Thompson and her interior design classmates showcase their work on the third floor of the Anderson Gallery. The students worked together to give the space a cohesive feel, guided by their collective theme of “Turning the Corner,” while partitioning the space in a way that each student could present her particular work on its own terms.

Thompson said the arrangement of the projects is a suitable one. Each project, though distinctive and unique, was borne out of a collaborative atmosphere among the students that allowed them to turn to each other for feedback and occasional advice.

“(My classmates) were really like my family for the past two years,” Thompson said. “They all pushed me to be a better designer, and I hope I did the same for them.”

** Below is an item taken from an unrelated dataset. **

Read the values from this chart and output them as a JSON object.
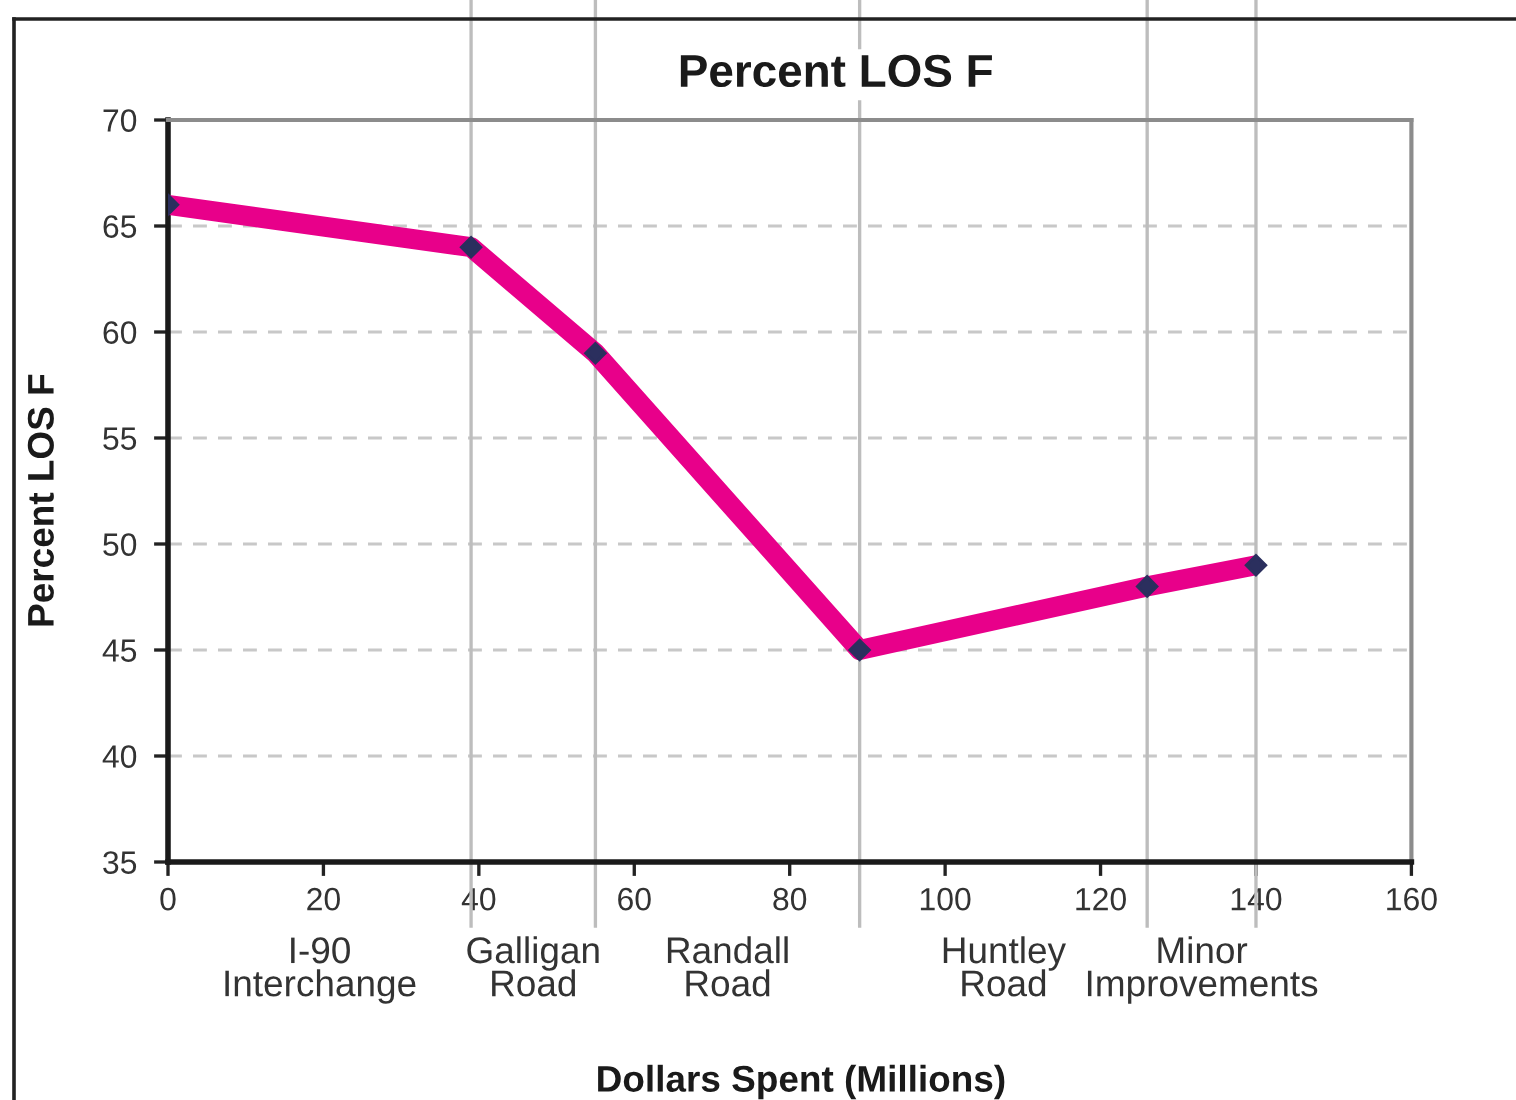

The VCU School of the Arts Anderson Gallery is located at 907 ½ W. Franklin St. Its hours for the MFA Exhibitions are Monday through Friday, 10 a.m. to 5 p.m., and Saturday and Sunday, noon to 5 p.m. The gallery is free and open to the public.

The gallery previously hosted the Juried Fine Arts, Design and Kinetic Imaging Exhibitions from March 28 to April 14, showcasing undergraduate work.

Other remaining opportunities to see undergraduate and graduate student art work include the Department of Graphic Design’s MFA Show from May 1 to May 4 at Gallery A, located in Shockoe Bottom, 114-A Virginia St., with a reception on May 3 from 5 p.m. to 8 p.m., and the Department of Fashion Design and Merchandising annual Fashion Show at the Virginia Museum of Fine Arts on May 5 at 7:30 and 9 p.m.